Generally applicable laws do not offend the First Amendment simply because their enforcement against the press has incidental effects on its ability to gather and report the news. The truthful information sought to be published must have been lawfully acquired. For example,First Amendment does not relieve a newspaper reporter of the obligation to respond to a grand jury subpoena and answer questions relevant to a criminal investigation, even though the reporter might be required to reveal a confidential source.
During the 1982 Minnesota gubernatorial race, petitioner Cohen, who was associated with one party's campaign, gave reporters of Cowles Media Co. unfavorable information concerning the other party's candidate for lieutenant governor. Cohen provided this information after having received a promise from the reporters to keep his identity confidential. However, pursuant to a decision of Cowles Media Co.’s editorial staffs, Cohen's name was included in the newspapers' stories concerning the information. Cohen was consequently fired from his job after the stories were published. Alleging fraudulent misrepresentation and breach of contract, Cohen filed suit against the newspapers' publishers in Minnesota state court. A jury returned a verdict in Cohen’s favor and awarded him compensatory and punitive damages. The Court of Appeals of Minnesota set aside the award of punitive damages, on the ground that Cohen had failed to establish a fraud claim, but upheld the award of compensatory damages, on the ground that there was sufficient evidence to support the breach of contract claim. While the Supreme Court of Minnesota held that the printing of the informant's name did not support a fraud claim, and that the reporters' promise of confidentiality was not legally enforceable in a breach of contract action. Furthermore, the state supreme court ruled that Cohen’s claim was not sustainable under a theory of promissory estoppel, given that the enforcement of the promise under such a theory would violate Cowles Media Co.’s rights under the Federal Constitution's First Amendment.
Does the First Amendment bar a primary estoppel cause of action against the respondent Cowles Media Co.?

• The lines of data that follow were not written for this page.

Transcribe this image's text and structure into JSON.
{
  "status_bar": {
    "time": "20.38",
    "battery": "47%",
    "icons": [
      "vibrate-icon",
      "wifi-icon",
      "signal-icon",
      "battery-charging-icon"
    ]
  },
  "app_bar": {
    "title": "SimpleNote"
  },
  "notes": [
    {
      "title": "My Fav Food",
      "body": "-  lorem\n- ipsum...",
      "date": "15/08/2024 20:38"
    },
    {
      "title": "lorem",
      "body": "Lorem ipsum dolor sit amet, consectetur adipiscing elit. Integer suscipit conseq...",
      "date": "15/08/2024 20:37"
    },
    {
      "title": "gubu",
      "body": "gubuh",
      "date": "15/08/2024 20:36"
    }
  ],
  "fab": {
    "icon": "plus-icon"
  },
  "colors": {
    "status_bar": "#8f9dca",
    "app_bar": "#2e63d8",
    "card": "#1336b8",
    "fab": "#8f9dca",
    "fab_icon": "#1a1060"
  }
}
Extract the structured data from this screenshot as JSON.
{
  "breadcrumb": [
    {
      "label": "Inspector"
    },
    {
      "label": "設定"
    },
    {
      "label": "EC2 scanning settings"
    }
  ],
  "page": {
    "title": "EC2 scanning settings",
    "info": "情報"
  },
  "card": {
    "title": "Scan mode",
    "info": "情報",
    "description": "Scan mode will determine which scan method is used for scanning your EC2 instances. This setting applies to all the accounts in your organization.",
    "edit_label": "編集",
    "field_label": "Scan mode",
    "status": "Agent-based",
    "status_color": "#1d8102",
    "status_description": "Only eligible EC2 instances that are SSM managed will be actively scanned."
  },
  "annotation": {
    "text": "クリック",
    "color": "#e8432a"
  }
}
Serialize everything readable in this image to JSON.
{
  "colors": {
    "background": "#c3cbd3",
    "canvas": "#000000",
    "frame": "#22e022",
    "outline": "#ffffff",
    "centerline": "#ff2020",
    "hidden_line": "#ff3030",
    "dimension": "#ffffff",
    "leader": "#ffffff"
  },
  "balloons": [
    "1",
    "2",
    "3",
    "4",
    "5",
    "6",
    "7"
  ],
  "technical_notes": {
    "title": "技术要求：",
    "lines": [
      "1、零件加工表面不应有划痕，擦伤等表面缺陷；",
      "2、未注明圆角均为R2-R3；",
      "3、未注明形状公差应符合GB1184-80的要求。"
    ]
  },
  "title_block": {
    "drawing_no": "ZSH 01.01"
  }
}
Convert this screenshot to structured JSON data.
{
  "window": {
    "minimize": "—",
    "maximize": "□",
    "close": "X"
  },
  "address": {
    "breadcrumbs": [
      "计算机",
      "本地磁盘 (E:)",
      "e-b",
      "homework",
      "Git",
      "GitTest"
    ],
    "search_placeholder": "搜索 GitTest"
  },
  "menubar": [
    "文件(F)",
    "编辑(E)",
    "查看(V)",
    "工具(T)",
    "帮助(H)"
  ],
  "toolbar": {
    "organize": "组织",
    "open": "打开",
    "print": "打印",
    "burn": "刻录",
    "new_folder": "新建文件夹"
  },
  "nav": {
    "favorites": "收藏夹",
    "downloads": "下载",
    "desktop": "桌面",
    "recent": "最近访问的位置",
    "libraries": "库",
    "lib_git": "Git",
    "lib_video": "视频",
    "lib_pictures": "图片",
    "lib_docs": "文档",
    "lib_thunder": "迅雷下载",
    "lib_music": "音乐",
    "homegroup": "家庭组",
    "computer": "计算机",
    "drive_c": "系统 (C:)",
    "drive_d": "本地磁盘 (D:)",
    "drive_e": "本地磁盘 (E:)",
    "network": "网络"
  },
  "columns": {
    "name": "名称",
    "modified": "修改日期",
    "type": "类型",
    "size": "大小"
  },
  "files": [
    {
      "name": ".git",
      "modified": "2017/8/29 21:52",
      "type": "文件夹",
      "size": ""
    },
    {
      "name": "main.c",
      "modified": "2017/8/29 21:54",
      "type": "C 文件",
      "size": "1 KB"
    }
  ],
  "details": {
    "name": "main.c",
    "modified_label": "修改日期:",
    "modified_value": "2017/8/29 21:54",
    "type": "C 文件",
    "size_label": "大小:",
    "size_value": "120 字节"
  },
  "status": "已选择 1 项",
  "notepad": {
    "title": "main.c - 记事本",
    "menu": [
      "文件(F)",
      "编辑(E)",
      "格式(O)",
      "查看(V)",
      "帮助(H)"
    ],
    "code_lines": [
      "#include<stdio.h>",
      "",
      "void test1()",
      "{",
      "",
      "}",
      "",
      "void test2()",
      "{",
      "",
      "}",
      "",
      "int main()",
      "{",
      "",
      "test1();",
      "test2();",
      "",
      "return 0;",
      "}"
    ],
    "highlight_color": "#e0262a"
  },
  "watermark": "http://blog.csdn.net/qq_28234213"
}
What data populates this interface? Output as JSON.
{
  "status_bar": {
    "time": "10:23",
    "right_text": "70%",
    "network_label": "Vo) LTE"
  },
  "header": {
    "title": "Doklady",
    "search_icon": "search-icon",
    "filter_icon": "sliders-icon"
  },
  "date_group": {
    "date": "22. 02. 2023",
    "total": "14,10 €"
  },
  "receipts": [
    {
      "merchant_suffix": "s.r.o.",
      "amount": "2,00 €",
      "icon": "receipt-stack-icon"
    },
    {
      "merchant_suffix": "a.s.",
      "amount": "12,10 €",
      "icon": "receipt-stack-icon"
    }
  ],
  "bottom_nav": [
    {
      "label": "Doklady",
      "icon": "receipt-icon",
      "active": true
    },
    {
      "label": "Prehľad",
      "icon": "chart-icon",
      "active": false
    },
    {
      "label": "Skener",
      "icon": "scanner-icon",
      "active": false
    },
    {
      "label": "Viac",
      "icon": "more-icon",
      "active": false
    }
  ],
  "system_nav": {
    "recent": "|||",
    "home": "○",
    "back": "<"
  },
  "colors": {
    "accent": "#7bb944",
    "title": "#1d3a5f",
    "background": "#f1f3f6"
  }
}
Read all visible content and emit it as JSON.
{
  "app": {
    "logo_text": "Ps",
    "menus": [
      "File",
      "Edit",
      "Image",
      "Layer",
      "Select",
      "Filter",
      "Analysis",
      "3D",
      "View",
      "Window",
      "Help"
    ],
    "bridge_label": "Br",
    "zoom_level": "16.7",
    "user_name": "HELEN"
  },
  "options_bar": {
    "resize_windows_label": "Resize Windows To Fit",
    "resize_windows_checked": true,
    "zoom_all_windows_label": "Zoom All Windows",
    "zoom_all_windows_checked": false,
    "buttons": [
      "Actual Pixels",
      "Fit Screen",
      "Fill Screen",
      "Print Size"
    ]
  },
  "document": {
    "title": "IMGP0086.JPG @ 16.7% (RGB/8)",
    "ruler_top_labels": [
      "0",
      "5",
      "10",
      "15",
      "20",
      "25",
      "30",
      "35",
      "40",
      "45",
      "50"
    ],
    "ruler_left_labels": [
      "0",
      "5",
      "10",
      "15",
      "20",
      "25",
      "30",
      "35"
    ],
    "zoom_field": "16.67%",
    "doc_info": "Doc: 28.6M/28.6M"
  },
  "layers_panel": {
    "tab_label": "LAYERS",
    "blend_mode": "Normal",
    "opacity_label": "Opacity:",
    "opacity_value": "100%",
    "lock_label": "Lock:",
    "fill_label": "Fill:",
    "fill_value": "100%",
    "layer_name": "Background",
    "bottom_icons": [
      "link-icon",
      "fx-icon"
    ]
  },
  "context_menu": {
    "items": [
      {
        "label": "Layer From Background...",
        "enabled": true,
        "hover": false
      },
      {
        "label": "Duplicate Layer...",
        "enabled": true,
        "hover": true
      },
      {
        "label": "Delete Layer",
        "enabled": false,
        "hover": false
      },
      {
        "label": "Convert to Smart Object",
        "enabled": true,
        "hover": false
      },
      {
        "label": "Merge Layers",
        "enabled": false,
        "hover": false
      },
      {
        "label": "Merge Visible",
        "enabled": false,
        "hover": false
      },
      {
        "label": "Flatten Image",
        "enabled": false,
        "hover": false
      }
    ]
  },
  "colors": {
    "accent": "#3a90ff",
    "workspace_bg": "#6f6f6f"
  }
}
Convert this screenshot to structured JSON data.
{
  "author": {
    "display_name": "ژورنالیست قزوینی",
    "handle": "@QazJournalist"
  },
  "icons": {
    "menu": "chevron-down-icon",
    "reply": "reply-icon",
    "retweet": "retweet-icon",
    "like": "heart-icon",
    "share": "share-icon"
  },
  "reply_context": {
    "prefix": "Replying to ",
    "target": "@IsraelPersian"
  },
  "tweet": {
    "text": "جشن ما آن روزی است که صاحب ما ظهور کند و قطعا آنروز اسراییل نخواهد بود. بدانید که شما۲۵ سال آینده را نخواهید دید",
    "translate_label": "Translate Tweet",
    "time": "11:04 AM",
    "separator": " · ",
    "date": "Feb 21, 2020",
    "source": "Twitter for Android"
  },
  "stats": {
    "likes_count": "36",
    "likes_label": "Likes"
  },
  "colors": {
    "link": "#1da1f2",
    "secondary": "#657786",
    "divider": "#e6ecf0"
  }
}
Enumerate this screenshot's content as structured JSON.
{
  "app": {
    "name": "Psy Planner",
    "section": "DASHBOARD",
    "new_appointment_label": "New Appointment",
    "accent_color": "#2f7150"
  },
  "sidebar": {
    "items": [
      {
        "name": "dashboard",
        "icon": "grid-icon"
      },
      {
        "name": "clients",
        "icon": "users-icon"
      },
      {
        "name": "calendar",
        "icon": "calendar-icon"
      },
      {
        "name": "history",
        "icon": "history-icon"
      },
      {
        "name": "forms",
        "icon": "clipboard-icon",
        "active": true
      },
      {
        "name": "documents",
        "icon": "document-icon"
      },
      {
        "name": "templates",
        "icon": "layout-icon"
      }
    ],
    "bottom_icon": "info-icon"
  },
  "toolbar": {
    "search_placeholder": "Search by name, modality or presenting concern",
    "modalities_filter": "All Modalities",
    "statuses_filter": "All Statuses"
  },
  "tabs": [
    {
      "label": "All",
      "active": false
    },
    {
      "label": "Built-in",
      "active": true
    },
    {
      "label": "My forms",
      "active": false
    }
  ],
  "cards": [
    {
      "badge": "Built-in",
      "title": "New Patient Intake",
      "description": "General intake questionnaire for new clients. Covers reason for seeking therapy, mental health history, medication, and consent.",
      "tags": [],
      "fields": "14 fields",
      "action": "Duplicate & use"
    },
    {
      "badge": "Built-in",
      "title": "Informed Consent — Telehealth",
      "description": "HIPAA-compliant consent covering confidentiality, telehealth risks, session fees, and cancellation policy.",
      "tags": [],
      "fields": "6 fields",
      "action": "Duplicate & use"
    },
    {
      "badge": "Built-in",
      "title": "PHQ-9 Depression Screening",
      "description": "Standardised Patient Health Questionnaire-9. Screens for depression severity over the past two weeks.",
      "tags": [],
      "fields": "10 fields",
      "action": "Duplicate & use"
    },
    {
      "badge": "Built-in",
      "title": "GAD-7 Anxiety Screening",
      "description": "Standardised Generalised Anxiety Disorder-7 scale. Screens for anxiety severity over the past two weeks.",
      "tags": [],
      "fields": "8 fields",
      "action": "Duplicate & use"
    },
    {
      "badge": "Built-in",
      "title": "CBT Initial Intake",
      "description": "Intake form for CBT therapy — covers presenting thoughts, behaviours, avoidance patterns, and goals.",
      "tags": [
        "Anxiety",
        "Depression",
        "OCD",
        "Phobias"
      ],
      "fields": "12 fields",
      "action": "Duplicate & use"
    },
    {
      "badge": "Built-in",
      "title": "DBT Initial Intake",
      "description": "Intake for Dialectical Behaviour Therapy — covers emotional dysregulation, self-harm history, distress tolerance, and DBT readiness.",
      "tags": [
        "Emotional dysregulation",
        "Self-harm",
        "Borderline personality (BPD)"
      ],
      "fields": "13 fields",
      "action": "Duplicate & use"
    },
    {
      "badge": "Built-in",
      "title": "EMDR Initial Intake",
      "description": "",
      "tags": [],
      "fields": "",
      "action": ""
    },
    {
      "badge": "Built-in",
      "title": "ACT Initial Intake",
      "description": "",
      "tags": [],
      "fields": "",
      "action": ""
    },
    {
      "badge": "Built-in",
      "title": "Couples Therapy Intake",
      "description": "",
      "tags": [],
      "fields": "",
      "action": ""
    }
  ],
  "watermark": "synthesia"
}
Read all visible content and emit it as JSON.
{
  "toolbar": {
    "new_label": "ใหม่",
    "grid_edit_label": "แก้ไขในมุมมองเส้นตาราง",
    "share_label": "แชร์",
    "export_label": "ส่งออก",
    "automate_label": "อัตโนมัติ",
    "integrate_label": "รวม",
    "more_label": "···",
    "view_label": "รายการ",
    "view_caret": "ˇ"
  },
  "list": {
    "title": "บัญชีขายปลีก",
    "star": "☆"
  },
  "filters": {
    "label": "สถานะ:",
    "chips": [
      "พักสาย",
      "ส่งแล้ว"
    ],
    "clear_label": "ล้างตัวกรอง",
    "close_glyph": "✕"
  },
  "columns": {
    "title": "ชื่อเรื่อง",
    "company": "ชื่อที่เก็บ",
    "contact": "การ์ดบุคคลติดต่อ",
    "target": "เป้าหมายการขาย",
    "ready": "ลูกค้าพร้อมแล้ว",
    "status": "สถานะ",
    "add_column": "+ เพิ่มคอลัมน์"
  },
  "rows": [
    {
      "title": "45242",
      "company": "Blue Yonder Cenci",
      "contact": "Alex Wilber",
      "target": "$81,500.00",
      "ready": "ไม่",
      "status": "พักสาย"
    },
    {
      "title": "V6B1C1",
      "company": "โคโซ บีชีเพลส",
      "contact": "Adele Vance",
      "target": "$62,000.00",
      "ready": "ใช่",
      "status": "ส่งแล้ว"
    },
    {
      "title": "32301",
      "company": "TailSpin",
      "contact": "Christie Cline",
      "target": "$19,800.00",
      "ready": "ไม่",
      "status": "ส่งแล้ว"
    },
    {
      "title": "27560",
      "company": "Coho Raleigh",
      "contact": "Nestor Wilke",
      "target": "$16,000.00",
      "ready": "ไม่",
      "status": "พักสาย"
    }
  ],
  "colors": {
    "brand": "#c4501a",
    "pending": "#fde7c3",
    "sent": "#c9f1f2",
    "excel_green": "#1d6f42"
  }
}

The Court held that the First Amendment does not bar a promissory estoppel cause of action against Cowles Media Co. Such a cause of action, although private, involves state action within the meaning of the Fourteenth Amendment and therefore triggers the First Amendment's protections, since promissory estoppel is a state-law doctrine creating legal obligations never explicitly assumed by the parties that are enforceable through the Minnesota courts' official power. However, the doctrine is a law of general applicability that does not target or single out the press, but rather is applicable to all Minnesota citizens' daily transactions. Thus, the Court held that the First Amendment does not require that its enforcement against the press be subject to stricter scrutiny than would be applied to enforcement against others, even if the payment is characterized as compensatory damages. Nor does that Amendment grant the press protection from any law which in any fashion or to any degree limits or restricts its right to report truthful information. Moreover, the Court noted that Cohen sought damages for a breach of promise that caused him to lose his job and lowered his earning capacity, and did not attempt to use a promissory estoppel cause of action to avoid the strict requirements for establishing a libel or defamation claim. The Court concluded that any resulting inhibition on truthful reporting is no more than the incidental, and constitutionally insignificant, consequence of applying to the press a generally applicable law requiring it to keep certain promises.